Из кустов выполз Муха и поделился результатами своих размышлений:

– Я понял! Они переоделись!

– Кто? – спросил Артист, уже забывший, о чем шел разговор.

– "Черные"!

– Во что?

– Не знаю.

– Иди еще подумай, – посоветовал Боцман. Муха хотел обидеться, но не успел и рванул в кусты. Говорят, халявного сыра не бывает. Халявного шашлыка тоже.

– Тихо! – вдруг приказал Док и поднял голову. Мы прислушались. Откуда‑то сверху, с большой высоты, доносился слабый гул самолетного двигателя.

– Уже третий или четвертый раз пролетает, – объяснил Док.

Я перевернулся на спину и поднес к глазам бинокль. Успел увидеть лишь маленькое серебристое пятнышко на высоте километров семь‑восемь. Оно прошло к юго‑западу и растаяло в лучах склоняющегося к закату солнца. Инверсионного следа за ним не было. Значит, не истребитель. Скорость тоже была явно не сверхзвуковая – километров семьсот – восемьсот в час, не больше. Похоже на пассажирский самолет, но их трассы были очень далеко отсюда.
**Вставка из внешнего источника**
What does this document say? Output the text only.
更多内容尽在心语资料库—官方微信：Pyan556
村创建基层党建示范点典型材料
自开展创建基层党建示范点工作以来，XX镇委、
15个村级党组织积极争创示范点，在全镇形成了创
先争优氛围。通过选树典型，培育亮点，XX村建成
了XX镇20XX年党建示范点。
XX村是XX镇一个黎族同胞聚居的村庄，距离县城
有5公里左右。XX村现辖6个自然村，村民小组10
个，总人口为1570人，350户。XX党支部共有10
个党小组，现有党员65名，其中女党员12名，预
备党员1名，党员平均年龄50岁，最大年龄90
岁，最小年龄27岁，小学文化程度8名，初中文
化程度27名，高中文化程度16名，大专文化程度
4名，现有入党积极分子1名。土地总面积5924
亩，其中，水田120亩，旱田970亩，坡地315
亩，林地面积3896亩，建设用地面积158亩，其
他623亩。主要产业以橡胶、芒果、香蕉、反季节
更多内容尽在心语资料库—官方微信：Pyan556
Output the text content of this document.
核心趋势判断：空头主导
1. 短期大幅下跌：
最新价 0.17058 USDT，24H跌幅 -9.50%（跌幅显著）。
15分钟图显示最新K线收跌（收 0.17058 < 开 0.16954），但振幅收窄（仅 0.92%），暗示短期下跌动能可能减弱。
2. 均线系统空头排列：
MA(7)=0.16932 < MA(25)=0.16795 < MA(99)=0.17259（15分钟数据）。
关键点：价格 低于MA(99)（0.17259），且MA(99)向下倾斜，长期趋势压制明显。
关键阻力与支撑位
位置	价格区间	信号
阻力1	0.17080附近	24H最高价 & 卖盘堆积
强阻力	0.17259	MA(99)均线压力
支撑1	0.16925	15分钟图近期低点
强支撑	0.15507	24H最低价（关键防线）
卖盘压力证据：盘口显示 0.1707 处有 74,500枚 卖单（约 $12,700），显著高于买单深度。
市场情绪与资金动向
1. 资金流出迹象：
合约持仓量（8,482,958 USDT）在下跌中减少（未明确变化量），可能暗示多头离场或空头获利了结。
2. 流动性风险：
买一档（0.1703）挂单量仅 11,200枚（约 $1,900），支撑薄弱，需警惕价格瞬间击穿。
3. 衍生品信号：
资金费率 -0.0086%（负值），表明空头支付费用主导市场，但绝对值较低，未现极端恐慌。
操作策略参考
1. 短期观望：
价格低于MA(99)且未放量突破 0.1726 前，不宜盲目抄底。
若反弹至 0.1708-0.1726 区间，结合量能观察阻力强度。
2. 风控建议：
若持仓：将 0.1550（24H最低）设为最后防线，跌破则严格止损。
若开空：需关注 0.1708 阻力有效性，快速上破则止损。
Я решил подождать. Километрах в трехстах – государственная граница. Если рейс не международный, самолет должен будет там развернуться. Значит, минут через сорок снова пройдет над нами.

Я оказался прав. Через полчаса вновь донесся нарастающий гул турбин. Я всмотрелся. Турбин было четыре – на консолях, под крыльями. Как у ильюшинских машин. Классический силуэт пассажирского лайнера. Что‑то вроде Ил‑76. И только какая‑то непонятная круглая нашлепка над фюзеляжем.

– Что это у него за тарелка? – спросил Муха, временно вернувшийся к нормальной жизни.

– Какая тарелка? – не понял Боцман. – И в самом деле тарелка.

И тут мне стало нехорошо. Тарелка. Твою мать. Тарелка!

– Глуши связь! – крикнул я Доку. – Вырубай к черту! Быстро, Док! Быстро!

Он растерянно оглянулся на меня:

– Я уже все передал. А в чем дело?

Он взял у Мухи бинокль и всмотрелся в небо.

– Господи боже! Это же А‑50! Или я ошибаюсь?

– Если бы!

Артист, Муха и Боцман, не закончившие такого высшего командного училища ВДВ, как я, и не обладавшие такой любознательностью и кругозором, как Док, с недоумением смотрели на меня, ожидая разъяснений.

Я разъяснил. А‑50, принятый на вооружение ВВС СССР в 1984 году взамен морально устаревшего Ту‑126, является самолетом дальнего радиолокационного обнаружения и управления. Он может применяться для обнаружения и сопровождения воздушных целей и надводных кораблей, для оповещения командных пунктов о воздушной и надводной обстановке, для управления самолетами истребительной и ударной авиации при их наведении на воздушные, наземные и морские цели, а также служить воздушным командным пунктом. И этому замечательному детищу Таганрогского научно‑технического комплекса имени Бериева обнаружить радиопередатчик по одному‑единственному сигналу и определить его координаты с точностью до метра – как два пальца обоссать. Что оно, возможно, уже и сделало.

– Передавай, – приказал я Доку. – «Замечен А‑50. Пролетал раз пять.